Whales are a tremendous pool of evidence for Evolutionary theory …
"The smoking gun for tooth loss in Mysticetes turned out to be exactly what was predicted: a fourth gene, necessary for enamel production, and mutated with the same inactivating mutation in all modern toothless whales. The gene in question, named enamelysin, was destroyed when a mobile genetic element called a SINE transposon inserted into it, breaking it into two halves and removing its function: . . .
“The fact that the same SINE insertion mutation at an identical location is found in all modern Mysticete species indicates that this mutation happened once in a common ancestor and then was inherited by the entire group. Since this must have occurred early in the evolution of toothless whales in order to happen in the common ancestor of the entire group, the picture from the genetics and the fossil record match.”
" Once again, findings in one discipline (in this case, paleontology) can be used to make very detailed predictions about what another, unrelated discipline (comparative genomics) should reveal. These results are also entirely consistent with the observation, made in the 1920s, that toothless whales form tooth buds during embryogenesis that are later reabsorbed prior to the point when the deposition of enamel would begin. As with the hind limb story in whale evolution, lines of evidence from genetics, paleontology and embryology converge to support the hypothesis that modern toothless whales descend, through modification, from toothed ancestors."
Somebody needs to substitute! Just say, “Not really, this paper shows that what you said is false.” Then link to something that doesn’t say anything pertinent to the topic.

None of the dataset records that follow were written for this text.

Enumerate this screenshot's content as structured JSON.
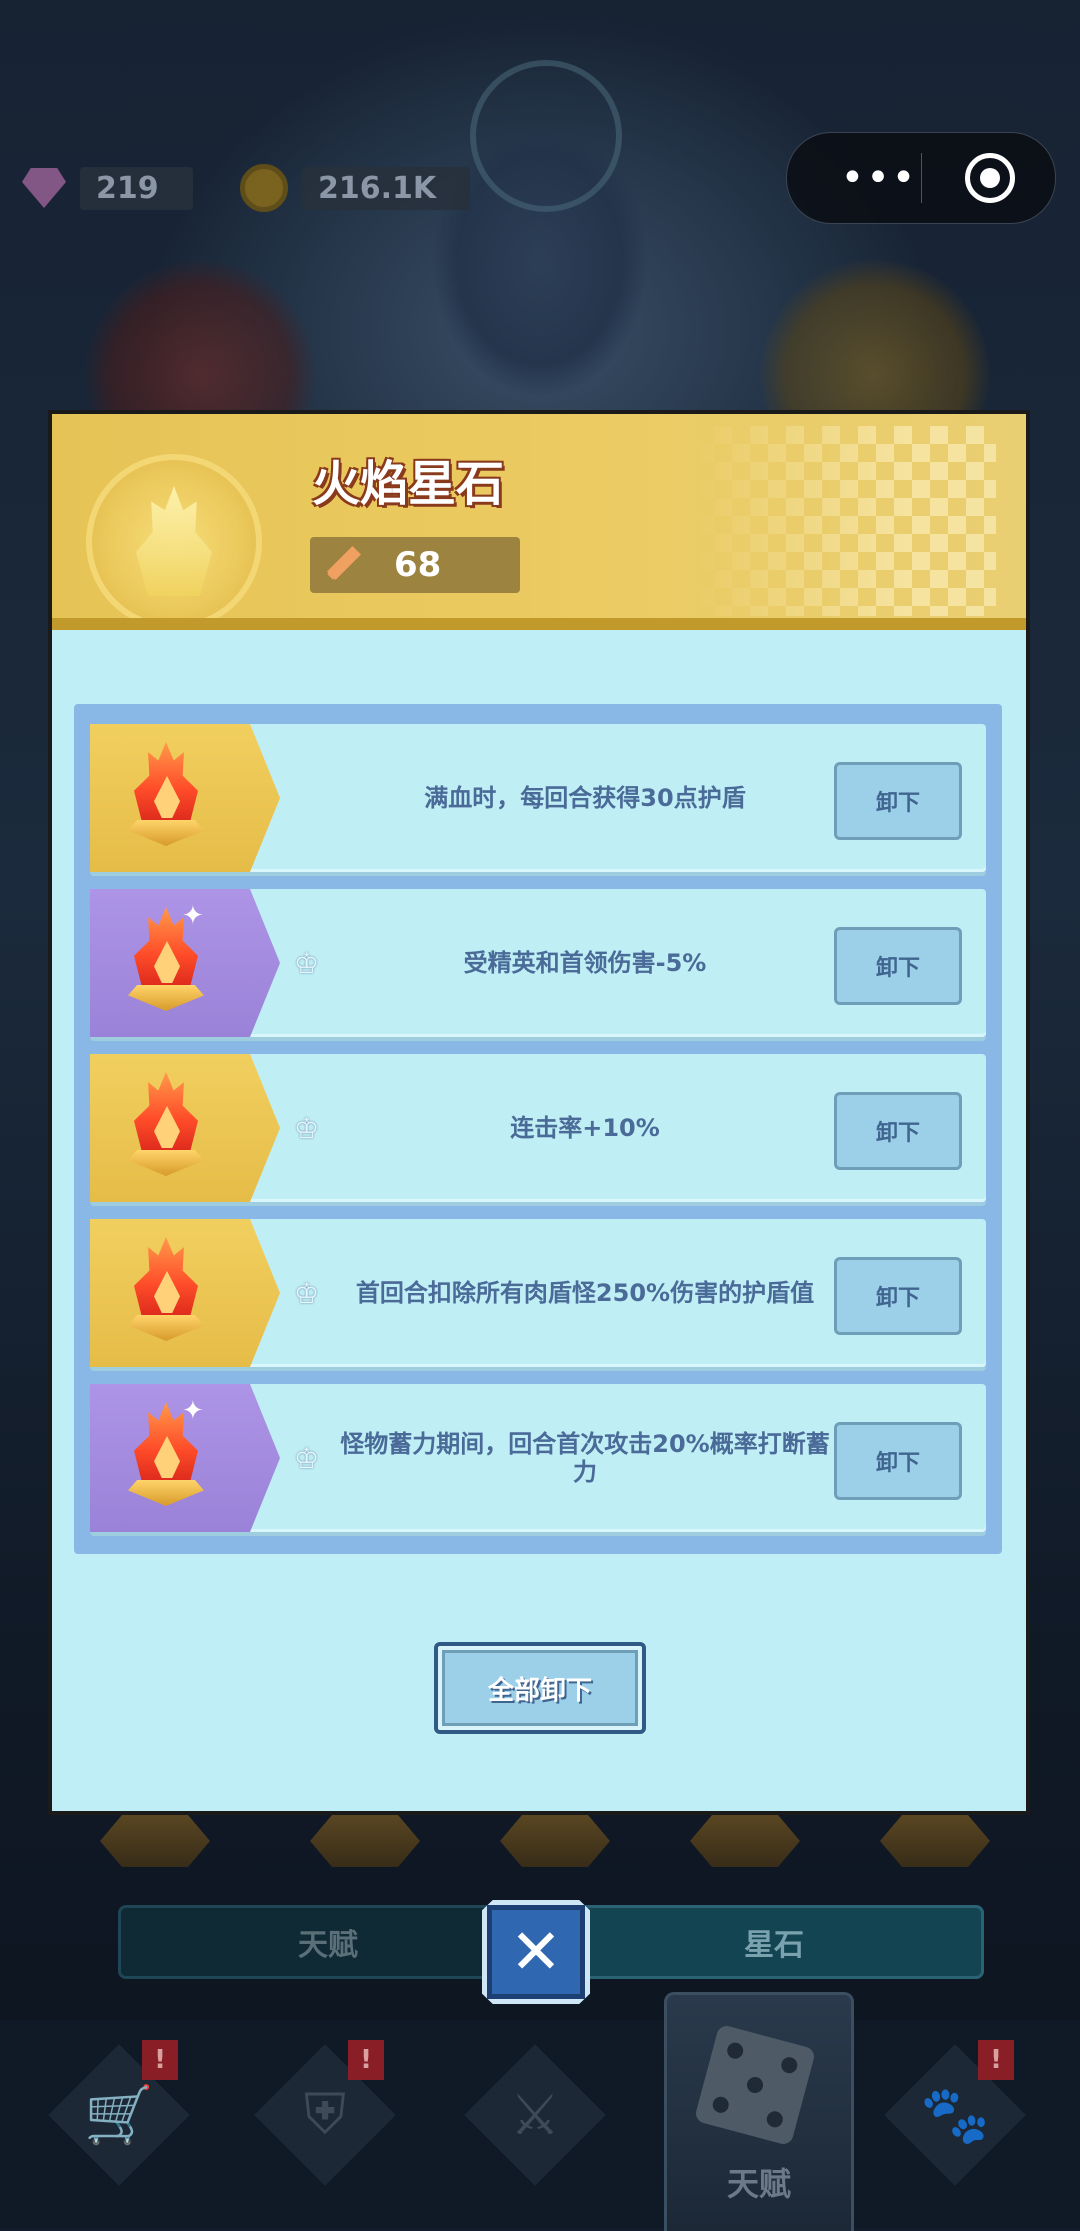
{
  "resources": {
    "gems": "219",
    "coins": "216.1K"
  },
  "modal": {
    "title": "火焰星石",
    "power": "68",
    "rows": [
      {
        "text": "满血时，每回合获得30点护盾",
        "tier": "gold",
        "starred": false,
        "button": "卸下"
      },
      {
        "text": "受精英和首领伤害-5%",
        "tier": "purple",
        "starred": true,
        "button": "卸下"
      },
      {
        "text": "连击率+10%",
        "tier": "gold",
        "starred": true,
        "button": "卸下"
      },
      {
        "text": "首回合扣除所有肉盾怪250%伤害的护盾值",
        "tier": "gold",
        "starred": true,
        "button": "卸下"
      },
      {
        "text": "怪物蓄力期间，回合首次攻击20%概率打断蓄力",
        "tier": "purple",
        "starred": true,
        "button": "卸下"
      }
    ],
    "unload_all": "全部卸下"
  },
  "segmented": {
    "left": "天赋",
    "right": "星石"
  },
  "tabbar": {
    "active_label": "天赋",
    "alert_mark": "!"
  },
  "icons": {
    "close": "close-icon",
    "menu": "more-dots-icon",
    "target": "target-icon",
    "shop": "cart-icon",
    "armor": "armor-icon",
    "battle": "crossed-swords-icon",
    "talent": "dice-icon",
    "pet": "paw-icon",
    "star": "star-icon",
    "sword": "sword-icon"
  },
  "colors": {
    "header_gold": "#ebcb62",
    "body_cyan": "#bfeef6",
    "row_text": "#4a6a98",
    "purple_tier": "#a48ce0",
    "gold_tier": "#ebc552",
    "close_blue": "#2f67b0"
  }
}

I am not strictly speaking, an ID proponent. But that won’t stop me from making at least one prediction on behalf of ID thinking. ID is a conclusion drawn from observation, based on our reaction to our observations, ie. if it looks intelligently designed, it probably is. This is not a prediction but rather the basis for ID. Included in this are the more detailed arguments that probability theory would not allow mere randomness to account for the variability, nor for the usefulness of what we see in nature, as well as particularly in the genetic codes.
But, as to predictions, I would think that ID would predict that it would be unusual (not impossible but unusual) to see useless genomes, appendages, organs, compared to the number and amount of useful and functional organs, appendages, organisms, and genomes, and genetic material.
Ok that’s not actually the form that scientific predictions make. You need something more like this.
Hypothesis about a current unknown.
Statement of evidence which would substantiate the hypothesis.
Statement of evidence which would falsify the hypothesis.
Description of a procedure which would test the hypothesis.
Description of why this is a more efficient explanation of the evidence than alternative explanations.
In this case your statement is not about a current unknown. Additionally, you haven’t described how this would be a more efficient explanation than alternative explanations. Like, you know, evolution.